Epidemiology and Demographics
The incidence of syncope ranges from 260 to 1950 cases per 100,000 individuals worldwide. It increases with age and especially after age 70 years old. Syncope affects men and women equally.
Risk Factors
Syncope is a sign of insufficient cerebral blood flow and it should be evaluated for the underlying cause. Possible underlying risk factors of cardiac syncope include Older age (>60 y), male sex, presence of known ischemic heart disease, structural heart disease, previous arrhythmias, or reduced ventricular function, brief prodromes such as palpitations or sudden loss of consciousness without a prodrome, syncope during exertion, syncope in the supine position, low number of syncope episodes (1 or 2), abnormal cardiac examination, family history of inheritable conditions or premature sudden cardiac death (SCD) (<50 y of age), Presence of known congenital heart disease. Common risk factors associated with noncardiac causes of syncope include younger age, no known cardiac disease, syncope only in the standing position, positional change from supine or sitting to standing, presence of prodrome: nausea, vomiting, feeling warm, presence of specific triggers ||||( dehydration, pain, stressful stimulus, medical environment), situational triggers( cough, laugh, micturition, defecation, deglutition), history of syncope with similar characteristics and frequent recurrence.
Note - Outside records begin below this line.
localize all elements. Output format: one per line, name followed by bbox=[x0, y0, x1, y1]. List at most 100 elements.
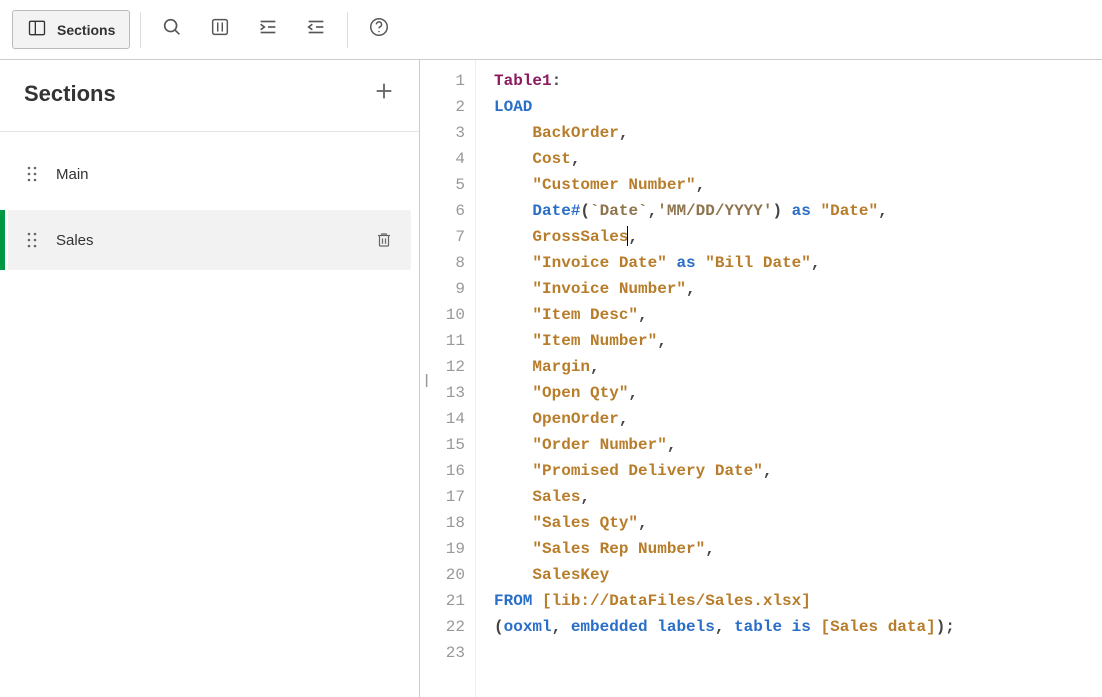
line-number: 21 bbox=[420, 588, 465, 614]
code-line[interactable]: "Customer Number", bbox=[494, 172, 955, 198]
sections-toggle-label: Sections bbox=[57, 22, 115, 38]
code-line[interactable]: Table1: bbox=[494, 68, 955, 94]
line-number: 3 bbox=[420, 120, 465, 146]
code-token: , bbox=[552, 618, 571, 636]
delete-section-button[interactable] bbox=[375, 230, 393, 250]
code-line[interactable]: "Promised Delivery Date", bbox=[494, 458, 955, 484]
section-label: Sales bbox=[56, 232, 357, 249]
line-number: 15 bbox=[420, 432, 465, 458]
code-line[interactable]: Cost, bbox=[494, 146, 955, 172]
code-token bbox=[494, 280, 532, 298]
drag-handle-icon[interactable] bbox=[26, 230, 38, 250]
code-token: : bbox=[552, 72, 562, 90]
line-number: 11 bbox=[420, 328, 465, 354]
search-icon bbox=[161, 16, 183, 43]
code-token bbox=[494, 228, 532, 246]
code-token: "Sales Qty" bbox=[532, 514, 638, 532]
comment-button[interactable] bbox=[199, 9, 241, 51]
main-split: Sections MainSales || 123456789101112131… bbox=[0, 60, 1102, 697]
section-label: Main bbox=[56, 166, 393, 183]
code-token: , bbox=[638, 306, 648, 324]
code-line[interactable]: "Sales Qty", bbox=[494, 510, 955, 536]
code-line[interactable]: (ooxml, embedded labels, table is [Sales… bbox=[494, 614, 955, 640]
line-number: 19 bbox=[420, 536, 465, 562]
code-token: "Invoice Date" bbox=[532, 254, 666, 272]
code-line[interactable]: SalesKey bbox=[494, 562, 955, 588]
code-token: , bbox=[648, 202, 658, 220]
code-token: as bbox=[792, 202, 811, 220]
code-line[interactable]: GrossSales, bbox=[494, 224, 955, 250]
line-number: 12 bbox=[420, 354, 465, 380]
code-token: "Sales Rep Number" bbox=[532, 540, 705, 558]
code-line[interactable] bbox=[494, 640, 955, 666]
code-line[interactable]: Margin, bbox=[494, 354, 955, 380]
code-token: Table1 bbox=[494, 72, 552, 90]
line-gutter: 1234567891011121314151617181920212223 bbox=[420, 60, 476, 697]
search-button[interactable] bbox=[151, 9, 193, 51]
code-token: Sales bbox=[532, 488, 580, 506]
code-line[interactable]: FROM [lib://DataFiles/Sales.xlsx] bbox=[494, 588, 955, 614]
panel-icon bbox=[27, 18, 47, 41]
toolbar: Sections bbox=[0, 0, 1102, 60]
code-line[interactable]: "Order Number", bbox=[494, 432, 955, 458]
line-number: 7 bbox=[420, 224, 465, 250]
code-token: , bbox=[580, 488, 590, 506]
code-line[interactable]: OpenOrder, bbox=[494, 406, 955, 432]
code-token: , bbox=[657, 332, 667, 350]
code-token: , bbox=[628, 228, 638, 246]
code-token bbox=[494, 384, 532, 402]
toolbar-divider bbox=[347, 12, 348, 48]
code-line[interactable]: "Sales Rep Number", bbox=[494, 536, 955, 562]
add-section-button[interactable] bbox=[373, 80, 395, 107]
code-token bbox=[494, 176, 532, 194]
code-token: , bbox=[705, 540, 715, 558]
code-token: , bbox=[696, 176, 706, 194]
code-line[interactable]: "Invoice Number", bbox=[494, 276, 955, 302]
code-token bbox=[494, 202, 532, 220]
code-token bbox=[494, 436, 532, 454]
code-token bbox=[532, 592, 542, 610]
code-token: "Item Number" bbox=[532, 332, 657, 350]
code-token bbox=[494, 306, 532, 324]
help-button[interactable] bbox=[358, 9, 400, 51]
code-token bbox=[494, 540, 532, 558]
help-icon bbox=[368, 16, 390, 43]
code-token: Cost bbox=[532, 150, 570, 168]
sections-toggle-button[interactable]: Sections bbox=[12, 10, 130, 49]
section-list: Main Sales bbox=[0, 132, 419, 276]
section-item[interactable]: Main bbox=[8, 144, 411, 204]
line-number: 8 bbox=[420, 250, 465, 276]
code-token: "Open Qty" bbox=[532, 384, 628, 402]
outdent-button[interactable] bbox=[295, 9, 337, 51]
code-line[interactable]: BackOrder, bbox=[494, 120, 955, 146]
code-token bbox=[494, 488, 532, 506]
code-token: , bbox=[628, 384, 638, 402]
outdent-icon bbox=[305, 16, 327, 43]
code-editor[interactable]: 1234567891011121314151617181920212223 Ta… bbox=[420, 60, 1102, 697]
line-number: 13 bbox=[420, 380, 465, 406]
code-token bbox=[494, 566, 532, 584]
code-line[interactable]: "Item Number", bbox=[494, 328, 955, 354]
code-line[interactable]: LOAD bbox=[494, 94, 955, 120]
line-number: 6 bbox=[420, 198, 465, 224]
code-token: OpenOrder bbox=[532, 410, 618, 428]
code-token: "Order Number" bbox=[532, 436, 666, 454]
code-token: [Sales data] bbox=[820, 618, 935, 636]
code-line[interactable]: "Item Desc", bbox=[494, 302, 955, 328]
code-token: "Item Desc" bbox=[532, 306, 638, 324]
line-number: 9 bbox=[420, 276, 465, 302]
code-token bbox=[494, 254, 532, 272]
code-token: BackOrder bbox=[532, 124, 618, 142]
section-item[interactable]: Sales bbox=[8, 210, 411, 270]
code-token bbox=[667, 254, 677, 272]
code-content[interactable]: Table1: LOAD BackOrder, Cost, "Customer N… bbox=[476, 60, 955, 697]
drag-handle-icon[interactable] bbox=[26, 164, 38, 184]
code-line[interactable]: Date#(`Date`,'MM/DD/YYYY') as "Date", bbox=[494, 198, 955, 224]
line-number: 1 bbox=[420, 68, 465, 94]
indent-button[interactable] bbox=[247, 9, 289, 51]
code-token: "Invoice Number" bbox=[532, 280, 686, 298]
code-line[interactable]: "Open Qty", bbox=[494, 380, 955, 406]
code-line[interactable]: "Invoice Date" as "Bill Date", bbox=[494, 250, 955, 276]
code-line[interactable]: Sales, bbox=[494, 484, 955, 510]
code-token: LOAD bbox=[494, 98, 532, 116]
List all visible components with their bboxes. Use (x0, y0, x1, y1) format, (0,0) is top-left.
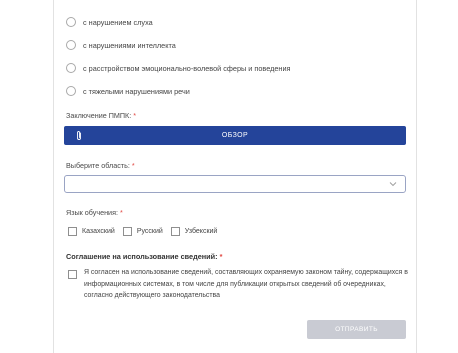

Natural History, Complications, and Prognosis
Patients with syncope are at risk of the development of complications, such as trauma from frequent falls and Sudden cardiac death. The prognosis of syncope depends on underlying causes. Syncope caused by cardiovascular diseases may be life-threatening and is an important cause of sudden cardiac death. Prognosis of vasovagal syncope is favorable.
Diagnosis
History and Symptoms
Syncope itself is a symptom. Patients with syncope may feel balcking out, dizziness, lightheadedness, and temporary loss of consciousness. Patients may experience other symptoms based on the underlying causes of the syncope.
Physical Examination
Patients with syncope usually appear normal. Physical examination of patients with syncope is usually remarkable for cardiac murmur, orthostatic hypotension, and altered level of consciousness.
Laboratory Findings
There are no diagnostic laboratory findings associated with syncope. Some patients with syncope may have acidosis, which is usually suggestive of insufficient blood flow. Other possible laboratory findings may include hypoglycemia, increased lactate level, hypoxia, and hypercapnia.
Electrocardiogram
Generally, the ECG of individuals with syncope is normal. However, ECG may be remarkable for an arrhythmia. The arrhythmia may be seen on the EKG include sinus bradycardia <40 beats/min or repetitive sinoatrial blocks or sinus pauses > 3s, Mobitz II 2nd or 3rd-degree atrioventricular block, alternating left and right bundle branch block, rapid paroxysmal supraventricular tachycardia, ventricular tachycardia, and pacemaker malfunction with cardiac pauses.
X-ray
There are no x-ray findings associated with syncope.
CT
There are no CT scan findings associated with syncope.
MRI
There are no MRI findings associated with syncope.
Echocardiography
Transthoracic echocardiography can be useful in the diagnostic workup of patients presenting with syncope. This evaluation is especially warranted in patients who are suspected to have structural heart disease.
Other Diagnostic Studies
There are no other imaging findings associated with syncope.
Other Diagnostic Studies
Other diagnostic studies for syncope include tilt table test. Tilt table test is especially useful in differentiating syncope from other possible causes of transient loss of consciousness, such as epilepsy and conversion disorder.
Treatment
Medical Therapy
Surgery
Surgical intervention is not recommended for the management of syncope.
Primary Prevention
There are no established measures for the primary prevention of syncope.
Secondary Prevention
There are no established measures for the secondary prevention of syncope.